Iraqi militants asked three Japanese hostages to pretend they were scared while being videotaped earlier this month, police sources said Tuesday.

The video showing the three being threatened with knives and guns was broadcast on the Al-Jazeera TV news channel on April 8 as part of the kidnappers’ demand that Japan withdraw its Self-Defense Forces troops from Iraq.

Nahoko Takato, 34, an aid worker; Socihiro Koriyama, 32, freelance photojournalist; and 18-year-old Noriaki Imai, a recent high school graduate, were released in Baghdad on Thursday.

According to the sources, the trio told the Terrorism Response Team of the National Police Agency that the militants guaranteed their safety after learning they were civilians, and began giving them better meals.

The three were captured at a gas station west of Fallujah in central Iraq on April 7, and were taken to eight different locations before their release in Baghdad, the sources said.

The trio told the Terrorism Response Team that the militants seemed uncontrolled and looked like Sunni militiamen rather than Islamic radicals, the sources said.

Trio return to homes

The three Japanese civilians released Thursday after being held hostage for more than a week in Iraq returned to their hometowns from Tokyo with their families Tuesday.

Nahoko Takato, 34, a volunteer aid worker, and Noriaki Imai, 18, a recent high school graduate, returned to Hokkaido, and 32-year-old freelance photojournalist Soichiro Koriyama to Miyazaki Prefecture.

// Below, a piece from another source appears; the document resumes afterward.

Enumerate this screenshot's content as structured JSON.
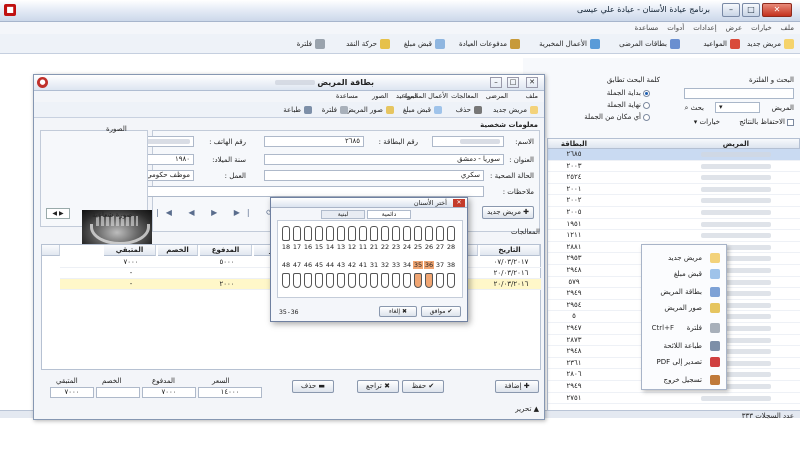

They had been staying at a hotel in Tokyo after returning from Iraq on Sunday via Dubai, where they underwent health checks.

Their lawyers said the three are hoping to hold a news conference together in Tokyo in the near future. The three did not say anything to a crowd of reporters as they left Tokyo’s Haneda airport.

The three could hardly sleep Monday night, associates said.

Takato was quoted as saying Tuesday morning, “I feel like going back (to my parents’ home) quickly, but I am also afraid of going home.”